Leve e casta como nunca te tinham dito que seria.
Que é coisa de uns dias,
diz-te o médico.
Que tomes os remédios e te
abrigues, que logo a febre baixa e ficas como novo.
Que ainda vais no domingo à festa, diz-te ele, sorrindo.
E sai do quarto a deixar a receita na mesinha e a Gertrudes salamalequeia-se a acompanhá-lo
só tu sabes que desta vez não haverá telhado
que nunca mais haverá quem seja
a dizer-te: não saias daí, Zé Carlos.
3 comentários:
Muito bem! A imagem do arrastamento pluvial é muito forte. E do ficar só, no telhado. Podia parar aí a narrativa.
A colagem subsequente também é boa e os finais trágicos ficam sempre bem. Só a estrada tem de ser vermelha.

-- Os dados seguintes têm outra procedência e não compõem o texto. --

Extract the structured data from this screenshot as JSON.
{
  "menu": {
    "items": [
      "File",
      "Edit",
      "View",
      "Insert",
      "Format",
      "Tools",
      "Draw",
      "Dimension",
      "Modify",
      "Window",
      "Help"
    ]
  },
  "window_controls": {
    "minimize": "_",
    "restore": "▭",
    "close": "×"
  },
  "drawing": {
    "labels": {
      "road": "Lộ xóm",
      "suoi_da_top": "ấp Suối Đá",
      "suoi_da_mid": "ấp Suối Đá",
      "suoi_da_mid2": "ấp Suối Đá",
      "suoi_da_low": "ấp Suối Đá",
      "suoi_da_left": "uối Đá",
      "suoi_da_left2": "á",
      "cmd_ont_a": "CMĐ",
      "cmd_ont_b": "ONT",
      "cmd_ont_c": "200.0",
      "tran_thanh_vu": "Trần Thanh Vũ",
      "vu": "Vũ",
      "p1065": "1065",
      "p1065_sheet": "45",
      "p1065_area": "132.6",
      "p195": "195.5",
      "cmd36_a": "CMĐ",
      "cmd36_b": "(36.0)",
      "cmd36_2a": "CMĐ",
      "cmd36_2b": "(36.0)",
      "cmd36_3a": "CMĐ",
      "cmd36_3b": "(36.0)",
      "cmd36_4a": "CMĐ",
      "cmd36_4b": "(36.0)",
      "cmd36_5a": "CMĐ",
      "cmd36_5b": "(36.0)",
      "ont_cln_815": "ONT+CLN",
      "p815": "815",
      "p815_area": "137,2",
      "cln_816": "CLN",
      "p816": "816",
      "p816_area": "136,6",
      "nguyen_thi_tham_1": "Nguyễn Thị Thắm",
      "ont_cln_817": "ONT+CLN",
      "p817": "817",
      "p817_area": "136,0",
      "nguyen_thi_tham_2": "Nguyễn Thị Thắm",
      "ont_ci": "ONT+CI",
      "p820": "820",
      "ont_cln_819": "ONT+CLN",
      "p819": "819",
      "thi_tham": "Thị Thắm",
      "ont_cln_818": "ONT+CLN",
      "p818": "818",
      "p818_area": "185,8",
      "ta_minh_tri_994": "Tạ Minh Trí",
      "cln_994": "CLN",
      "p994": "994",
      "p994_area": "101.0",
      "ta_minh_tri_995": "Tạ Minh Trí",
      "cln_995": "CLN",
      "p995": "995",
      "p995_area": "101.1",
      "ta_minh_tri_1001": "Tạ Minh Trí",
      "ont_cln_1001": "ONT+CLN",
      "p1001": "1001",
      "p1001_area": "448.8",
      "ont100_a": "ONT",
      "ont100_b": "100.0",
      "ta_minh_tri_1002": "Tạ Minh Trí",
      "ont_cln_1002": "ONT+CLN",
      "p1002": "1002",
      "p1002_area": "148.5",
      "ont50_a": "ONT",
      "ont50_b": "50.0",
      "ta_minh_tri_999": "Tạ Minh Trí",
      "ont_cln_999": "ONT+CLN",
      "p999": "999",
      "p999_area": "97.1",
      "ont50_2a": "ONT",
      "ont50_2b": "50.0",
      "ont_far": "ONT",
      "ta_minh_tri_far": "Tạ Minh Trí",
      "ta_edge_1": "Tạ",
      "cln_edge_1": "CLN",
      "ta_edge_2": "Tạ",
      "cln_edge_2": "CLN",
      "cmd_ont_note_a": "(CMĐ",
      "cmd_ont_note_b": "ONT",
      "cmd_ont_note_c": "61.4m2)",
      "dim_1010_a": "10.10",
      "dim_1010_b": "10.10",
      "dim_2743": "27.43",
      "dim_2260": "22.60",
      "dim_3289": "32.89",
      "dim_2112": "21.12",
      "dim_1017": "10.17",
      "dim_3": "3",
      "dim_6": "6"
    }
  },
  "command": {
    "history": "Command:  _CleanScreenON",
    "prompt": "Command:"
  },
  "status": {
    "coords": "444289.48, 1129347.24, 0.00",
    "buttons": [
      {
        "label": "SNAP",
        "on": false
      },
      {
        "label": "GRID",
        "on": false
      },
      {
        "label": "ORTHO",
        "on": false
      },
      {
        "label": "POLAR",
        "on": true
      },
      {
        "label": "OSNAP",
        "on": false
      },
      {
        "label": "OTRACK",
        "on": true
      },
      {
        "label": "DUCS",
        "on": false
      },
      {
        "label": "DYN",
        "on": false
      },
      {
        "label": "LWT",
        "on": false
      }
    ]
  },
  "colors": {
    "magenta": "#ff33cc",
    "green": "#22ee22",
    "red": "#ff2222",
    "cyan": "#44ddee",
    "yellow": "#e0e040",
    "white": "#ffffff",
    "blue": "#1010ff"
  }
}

Está é a sua escrita que sempre me captura. Forte, densa, doída e cheia de beleza. Adoro os fins maravilhosos dessas suas histórias. Mas este texto já teria valido a leitura só por está frase: "A gente nunca pensa que o odor que temos é cheiro de desgraça que se vai acumulando e, um dia, dá-se.". Sensível e lindo.